First, let's visualize the given region. The graph of the function y = 3/x gives a hyperbola that extends from y = 0 to infinity and from x = 3 to x = 5. The region bounded by y = 3/x, y = 0, x = 3, and x = 5 is the shaded area below:

_________
| |
| |
_|_ |
| | |
| | |
| | |
_|___|_______|
(3,0) (5,0)

Next, we need to consider a vertical line segment of width dx (infinitesimally small width) at a given x-coordinate. When this line segment is rotated about the x-axis, it forms a cylindrical shell with thickness dx, height equal to the y-coordinate, and radius equal to the x-coordinate.

The volume of each cylindrical shell is given by the formula:

dV = 2πrh dx

where r is the radius, h is the height, dx is the width of the shell, and dV is the volume element.
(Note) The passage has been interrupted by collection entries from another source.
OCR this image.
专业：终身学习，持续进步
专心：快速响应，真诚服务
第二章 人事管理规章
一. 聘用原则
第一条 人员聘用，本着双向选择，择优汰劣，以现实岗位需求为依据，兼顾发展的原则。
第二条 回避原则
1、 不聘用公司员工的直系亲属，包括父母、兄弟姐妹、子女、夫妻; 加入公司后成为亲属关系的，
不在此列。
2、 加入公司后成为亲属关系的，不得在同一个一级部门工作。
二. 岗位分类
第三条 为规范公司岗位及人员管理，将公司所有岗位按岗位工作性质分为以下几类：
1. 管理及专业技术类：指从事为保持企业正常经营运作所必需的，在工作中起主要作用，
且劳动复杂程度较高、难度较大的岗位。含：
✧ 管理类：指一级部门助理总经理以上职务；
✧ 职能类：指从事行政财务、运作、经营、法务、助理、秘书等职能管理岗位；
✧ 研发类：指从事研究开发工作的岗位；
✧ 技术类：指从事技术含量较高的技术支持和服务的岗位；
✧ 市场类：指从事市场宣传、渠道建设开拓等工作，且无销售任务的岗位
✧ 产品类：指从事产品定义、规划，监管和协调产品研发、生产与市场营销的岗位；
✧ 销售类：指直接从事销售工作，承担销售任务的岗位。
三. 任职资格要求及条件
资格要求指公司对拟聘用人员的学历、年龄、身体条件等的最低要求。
To find the volume of the entire solid, we need to integrate the volume element over the entire region. We integrate from x = 3 to x = 5, since the region is bounded by these x-values.

V = ∫[3,5] 2πrh dx

Now, let's express the radius (r) and height (h) in terms of x.

Since the region is bounded by y = 3/x and y = 0, the height of each cylindrical shell is given by y = 3/x, and the radius is given by x.

Therefore, r = x and h = 3/x.

Substituting these values into the integral formula, we have:

V = ∫[3,5] 2π(3/x)(x) dx
= 2π ∫[3,5] 3 dx
= 2π [3x] | [3,5]
= 2π [15 - 9]
= 12π

Hence, the volume of the resulting solid is 12π cubic units.